6. The trip downtown to see Artie the Revolutionary and the suspicion of financial shenanigans afoot.
7. The Isaacson Foundation. IS IT SO TERRIBLE NOT TO KEEP THE MATTER IN MY HEART, TO GET THE MATTER OUT OF MY HEART, TO EMPTY MY HEART OF THIS MATTER? WHAT IS THE MATTER WITH MY HEART?
The summer of 1967 was just beginning. There would be a wave of draft-card burning. There would be riots in Newark and Detroit. Young people in the United States would try a form of protest originated in this century by the Buddhist monks of South Vietnam. They would douse themselves with gasoline and light matches to themselves. They would burn to death in protest. But I, Daniel, was grieved, and the visions of my head troubled me and I do not want to keep the matter in my heart.
Ascher’s huge hand was like a band of steel. He was a gentle, soft-spoken man, but when he was excited he lost control of his great strength and didn’t know he was using it. Daniel tried to pull away, to loosen the ring of pain around his wrist, but Ascher’s response was to tighten his grip and pull even harder. “Come, children, come,” the lawyer said. Laboriously they scrambled up the steps from the subway — a steep flight encased in black dirt and littered with gum wrappers and flattened cigarette butts. Rising after them were the hot odors of arcade popcorn, pizza, donuts, pretzels — all the marvels of cheap nourishment following after them like the cries of animals in a pet store. He always imagined they wanted to be bought.
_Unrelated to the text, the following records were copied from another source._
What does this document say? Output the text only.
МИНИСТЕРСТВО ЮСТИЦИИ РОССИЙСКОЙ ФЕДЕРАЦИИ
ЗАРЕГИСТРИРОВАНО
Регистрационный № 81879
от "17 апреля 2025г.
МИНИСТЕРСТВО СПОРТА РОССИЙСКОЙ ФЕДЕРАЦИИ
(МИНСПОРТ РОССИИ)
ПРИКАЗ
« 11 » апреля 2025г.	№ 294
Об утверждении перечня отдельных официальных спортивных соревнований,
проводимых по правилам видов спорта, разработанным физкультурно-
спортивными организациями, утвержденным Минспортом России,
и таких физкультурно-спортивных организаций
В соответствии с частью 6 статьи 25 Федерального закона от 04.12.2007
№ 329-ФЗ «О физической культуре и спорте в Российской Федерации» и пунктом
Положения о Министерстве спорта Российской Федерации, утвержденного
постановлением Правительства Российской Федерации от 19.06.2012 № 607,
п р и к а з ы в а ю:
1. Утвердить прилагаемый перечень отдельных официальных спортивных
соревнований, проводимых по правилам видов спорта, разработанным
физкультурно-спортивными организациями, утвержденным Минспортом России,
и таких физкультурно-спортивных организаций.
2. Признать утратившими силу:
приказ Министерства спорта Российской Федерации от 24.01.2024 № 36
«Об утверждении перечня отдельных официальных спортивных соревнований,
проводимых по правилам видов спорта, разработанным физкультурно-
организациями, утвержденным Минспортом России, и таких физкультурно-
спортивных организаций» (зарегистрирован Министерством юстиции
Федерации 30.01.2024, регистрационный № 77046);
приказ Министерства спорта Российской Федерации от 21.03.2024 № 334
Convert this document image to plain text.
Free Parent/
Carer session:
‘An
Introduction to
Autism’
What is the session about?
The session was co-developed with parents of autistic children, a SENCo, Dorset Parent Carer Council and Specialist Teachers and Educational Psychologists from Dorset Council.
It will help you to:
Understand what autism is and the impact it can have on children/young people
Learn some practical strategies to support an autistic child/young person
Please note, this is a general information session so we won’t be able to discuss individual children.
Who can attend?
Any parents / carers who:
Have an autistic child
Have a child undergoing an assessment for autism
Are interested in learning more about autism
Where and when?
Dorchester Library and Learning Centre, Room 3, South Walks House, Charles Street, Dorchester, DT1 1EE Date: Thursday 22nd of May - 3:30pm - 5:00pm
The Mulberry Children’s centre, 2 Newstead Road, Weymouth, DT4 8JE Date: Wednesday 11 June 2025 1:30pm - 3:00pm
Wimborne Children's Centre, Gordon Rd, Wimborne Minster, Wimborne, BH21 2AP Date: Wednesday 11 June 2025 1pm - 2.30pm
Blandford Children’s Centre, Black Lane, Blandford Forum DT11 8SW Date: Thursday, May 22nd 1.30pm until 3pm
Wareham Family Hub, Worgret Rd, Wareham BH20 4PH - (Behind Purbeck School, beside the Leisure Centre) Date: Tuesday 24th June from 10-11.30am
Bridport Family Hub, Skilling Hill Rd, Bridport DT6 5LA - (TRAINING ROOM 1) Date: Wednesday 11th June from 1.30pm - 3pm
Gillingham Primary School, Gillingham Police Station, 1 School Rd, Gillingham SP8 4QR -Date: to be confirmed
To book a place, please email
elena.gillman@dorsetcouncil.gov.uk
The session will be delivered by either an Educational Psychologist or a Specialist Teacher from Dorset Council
“Come, children, come.” Susan — smaller, lighter, shorter in the leg — couldn’t keep up. She dangled from Ascher’s hammy hand, her shoes banging on the steps, finding purchase only to be hauled into the air again. “You’re hurting me!” she screamed. Why was he holding them so? Did he think they’d run away?
“You’re hurting her arm, Mr. Ascher,” Daniel said. “If you let us go we can get up the steps faster than you.”
“What? All right then, scoot,” Ascher said. Rubbing their wrists they clambered up, easily outgaining the huge, heavy lawyer. “Don’t fall!” he called after them. “Stay right there at the top.”
Calm now, curious, they watched the great bulk straining to reach them. Where they stood, in the mouth of the precipitous entrance to the subway, two winds converged, the hot underground draft rising to caress their faces and the cold blast of the street cutting at their backs. Dust, paper, soot, swirled along the ground. It was a cold, windy day. The brightness of the sun made their eyes squint.
Ascher climbed the last two steps with his hands pushing at his knees. “I’m not going to live long,” he said, trying to catch his breath. He pulled them out of the stream of people pouring down the stairs.
They stood against the building while Ascher took deep breaths and got his bearings. Across the street was Bryant Park and the Public Library. To the right was Sixth Avenue. “That way — we go west,” Ascher said, and he took their wrists again and they were off. They waited for the lights, crossed Sixth, and proceeded along 42nd Street toward Broadway. The newsstand man wore earmuffs. The wind blew hard. The kids walked with their faces averted, Daniel with the nubbin brim of his wool cap down on his forehead. His nose was running and he knew the wind would chafe him. It cut right through his pants. Ascher’s heavy grey overcoat moved in front of his eyes. Abruptly the hand let go of his wrist and he was thrust up against Ascher’s side, contained by the hand, sheltered from the wind. “Stay in close, that way you can walk,” the lawyer said. So it was like a strange six-legged beast walking down the windy range of Sixth Avenue, the two kids pressed into the man’s sides.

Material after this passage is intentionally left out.